Here is a model Transgender Employment Policy which covers most of the above issues.


It is important for companies to prepare non-discrimination policies and to have sensitivity trainings. When they do so gender identity should be included in those policies. What an employee believes personally or what their opinion is doesn’t matter; company policy must be followed. And having clear expectations of how employees should be treated will ensure that they are informed about expectations and repercussions. This will go a long way towards the protection of transgender employees
Education and training about gender identity can take the form of small, informal discussions, modules that are incorporated into a larger diversity training curriculum, or full-fledged training and educational programs on transgender issues conducted by outside trainers and facilitators. Communication and diversity training regarding gender identity in the workplace should be comparable to other policy announcements and training initiatives. For instance, if an employer provides online harassment training that incorporates race and sex, it should also incorporate gender identity.

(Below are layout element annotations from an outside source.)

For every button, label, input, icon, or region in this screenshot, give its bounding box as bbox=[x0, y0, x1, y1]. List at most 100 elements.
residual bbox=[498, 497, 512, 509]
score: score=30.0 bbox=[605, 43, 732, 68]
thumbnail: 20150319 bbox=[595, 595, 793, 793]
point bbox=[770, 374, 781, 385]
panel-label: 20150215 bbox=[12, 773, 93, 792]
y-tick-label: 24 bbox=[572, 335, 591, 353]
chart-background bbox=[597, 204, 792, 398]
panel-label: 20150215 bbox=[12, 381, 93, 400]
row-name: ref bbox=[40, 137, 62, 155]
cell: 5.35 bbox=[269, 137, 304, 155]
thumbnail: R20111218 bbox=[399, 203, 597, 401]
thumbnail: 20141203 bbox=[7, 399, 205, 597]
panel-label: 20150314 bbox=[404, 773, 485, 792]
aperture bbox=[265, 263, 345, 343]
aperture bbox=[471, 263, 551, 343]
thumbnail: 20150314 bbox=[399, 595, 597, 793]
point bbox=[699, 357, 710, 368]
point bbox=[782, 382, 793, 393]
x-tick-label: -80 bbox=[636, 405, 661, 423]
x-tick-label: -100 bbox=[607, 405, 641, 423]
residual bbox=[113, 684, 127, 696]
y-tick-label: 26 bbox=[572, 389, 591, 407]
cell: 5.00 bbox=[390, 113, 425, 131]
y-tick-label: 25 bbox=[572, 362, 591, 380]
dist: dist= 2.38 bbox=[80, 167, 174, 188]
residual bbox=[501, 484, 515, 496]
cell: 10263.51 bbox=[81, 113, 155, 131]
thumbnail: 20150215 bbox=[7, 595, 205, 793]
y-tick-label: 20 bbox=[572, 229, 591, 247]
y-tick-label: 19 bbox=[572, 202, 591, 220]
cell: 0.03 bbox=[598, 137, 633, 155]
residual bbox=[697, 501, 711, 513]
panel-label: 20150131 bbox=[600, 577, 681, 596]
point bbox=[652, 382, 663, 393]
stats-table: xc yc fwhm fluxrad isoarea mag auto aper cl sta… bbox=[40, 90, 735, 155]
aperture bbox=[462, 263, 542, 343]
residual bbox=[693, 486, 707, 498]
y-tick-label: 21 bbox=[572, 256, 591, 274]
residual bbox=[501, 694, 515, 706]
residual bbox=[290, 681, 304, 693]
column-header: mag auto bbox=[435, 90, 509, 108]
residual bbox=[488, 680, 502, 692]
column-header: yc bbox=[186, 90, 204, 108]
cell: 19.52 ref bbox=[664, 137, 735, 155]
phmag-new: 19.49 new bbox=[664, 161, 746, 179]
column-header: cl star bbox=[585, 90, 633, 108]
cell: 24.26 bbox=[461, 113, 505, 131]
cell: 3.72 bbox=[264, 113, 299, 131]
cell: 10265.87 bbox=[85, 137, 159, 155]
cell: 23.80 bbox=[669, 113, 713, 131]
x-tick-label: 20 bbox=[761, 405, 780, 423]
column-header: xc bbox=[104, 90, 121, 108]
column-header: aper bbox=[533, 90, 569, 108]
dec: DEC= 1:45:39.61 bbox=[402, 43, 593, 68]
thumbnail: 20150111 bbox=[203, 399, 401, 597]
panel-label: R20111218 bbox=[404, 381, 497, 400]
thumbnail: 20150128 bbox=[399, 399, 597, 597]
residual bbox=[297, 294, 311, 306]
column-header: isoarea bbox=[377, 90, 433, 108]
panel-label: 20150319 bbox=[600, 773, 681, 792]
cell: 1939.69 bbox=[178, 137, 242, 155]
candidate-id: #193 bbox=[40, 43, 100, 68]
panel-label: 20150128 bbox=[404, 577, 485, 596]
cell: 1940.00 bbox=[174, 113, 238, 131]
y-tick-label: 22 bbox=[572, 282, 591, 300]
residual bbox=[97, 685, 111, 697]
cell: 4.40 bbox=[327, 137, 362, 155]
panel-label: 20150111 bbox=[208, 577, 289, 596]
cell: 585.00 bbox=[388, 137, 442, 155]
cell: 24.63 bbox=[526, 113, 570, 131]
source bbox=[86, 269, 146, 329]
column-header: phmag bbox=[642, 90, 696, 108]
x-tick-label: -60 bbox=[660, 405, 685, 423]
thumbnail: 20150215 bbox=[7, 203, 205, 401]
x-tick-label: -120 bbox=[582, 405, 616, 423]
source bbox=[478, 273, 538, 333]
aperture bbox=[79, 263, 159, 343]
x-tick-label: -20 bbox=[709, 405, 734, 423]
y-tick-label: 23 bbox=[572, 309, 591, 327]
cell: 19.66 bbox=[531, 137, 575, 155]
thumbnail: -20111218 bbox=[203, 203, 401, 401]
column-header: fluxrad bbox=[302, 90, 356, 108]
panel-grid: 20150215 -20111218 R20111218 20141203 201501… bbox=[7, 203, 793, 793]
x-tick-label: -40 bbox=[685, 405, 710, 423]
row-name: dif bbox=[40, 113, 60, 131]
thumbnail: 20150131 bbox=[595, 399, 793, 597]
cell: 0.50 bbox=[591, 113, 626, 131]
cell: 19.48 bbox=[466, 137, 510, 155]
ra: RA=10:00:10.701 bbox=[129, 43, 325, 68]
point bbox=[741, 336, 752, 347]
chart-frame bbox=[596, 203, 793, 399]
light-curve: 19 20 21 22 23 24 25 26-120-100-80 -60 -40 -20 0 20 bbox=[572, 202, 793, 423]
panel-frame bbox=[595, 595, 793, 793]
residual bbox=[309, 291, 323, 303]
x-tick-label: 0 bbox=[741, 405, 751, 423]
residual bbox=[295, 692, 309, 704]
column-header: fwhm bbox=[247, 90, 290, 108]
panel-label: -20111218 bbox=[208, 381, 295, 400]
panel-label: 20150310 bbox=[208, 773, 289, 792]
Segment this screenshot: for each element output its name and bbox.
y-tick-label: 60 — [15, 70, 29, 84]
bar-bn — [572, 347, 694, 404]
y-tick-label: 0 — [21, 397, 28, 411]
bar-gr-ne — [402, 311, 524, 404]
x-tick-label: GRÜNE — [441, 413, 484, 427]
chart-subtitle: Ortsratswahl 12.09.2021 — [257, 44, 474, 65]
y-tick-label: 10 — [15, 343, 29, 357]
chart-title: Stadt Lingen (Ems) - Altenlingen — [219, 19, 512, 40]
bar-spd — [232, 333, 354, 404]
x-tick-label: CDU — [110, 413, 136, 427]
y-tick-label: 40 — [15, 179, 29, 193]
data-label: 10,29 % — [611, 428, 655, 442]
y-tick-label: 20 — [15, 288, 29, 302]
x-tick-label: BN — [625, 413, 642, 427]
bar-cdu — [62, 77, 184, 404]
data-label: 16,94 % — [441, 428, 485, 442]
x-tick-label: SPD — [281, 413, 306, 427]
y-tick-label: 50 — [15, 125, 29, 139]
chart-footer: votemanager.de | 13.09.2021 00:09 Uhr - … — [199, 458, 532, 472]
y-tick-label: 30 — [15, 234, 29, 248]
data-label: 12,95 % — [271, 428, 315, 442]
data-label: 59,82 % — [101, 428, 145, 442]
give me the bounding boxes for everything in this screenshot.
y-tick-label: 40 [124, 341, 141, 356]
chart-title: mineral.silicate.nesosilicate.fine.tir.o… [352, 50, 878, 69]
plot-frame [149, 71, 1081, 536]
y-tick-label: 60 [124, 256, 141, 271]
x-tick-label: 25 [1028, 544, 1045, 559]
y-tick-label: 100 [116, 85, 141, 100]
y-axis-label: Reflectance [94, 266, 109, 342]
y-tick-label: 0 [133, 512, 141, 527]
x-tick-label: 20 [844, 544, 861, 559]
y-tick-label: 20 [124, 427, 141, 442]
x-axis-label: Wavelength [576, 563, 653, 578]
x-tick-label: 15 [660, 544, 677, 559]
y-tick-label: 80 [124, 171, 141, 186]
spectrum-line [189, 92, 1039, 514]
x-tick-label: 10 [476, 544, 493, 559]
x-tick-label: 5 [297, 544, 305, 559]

Sometimes one of your non-transgender employees may have difficulty abiding by your workplace policy, standards, and training. This could mean failing to show respect and dignity to their transgender coworker. Others may mistakenly use the transgender coworker’s old name out of habit and may need to be gently reminded about the new name or pronoun. Other times, the per-
son may have trouble separating their personal values from the community values of the workplace. In those instances, it is helpful if you talk to them about how their behavior affects not only your transgender coworker, but the workplace environment you are attempting to create.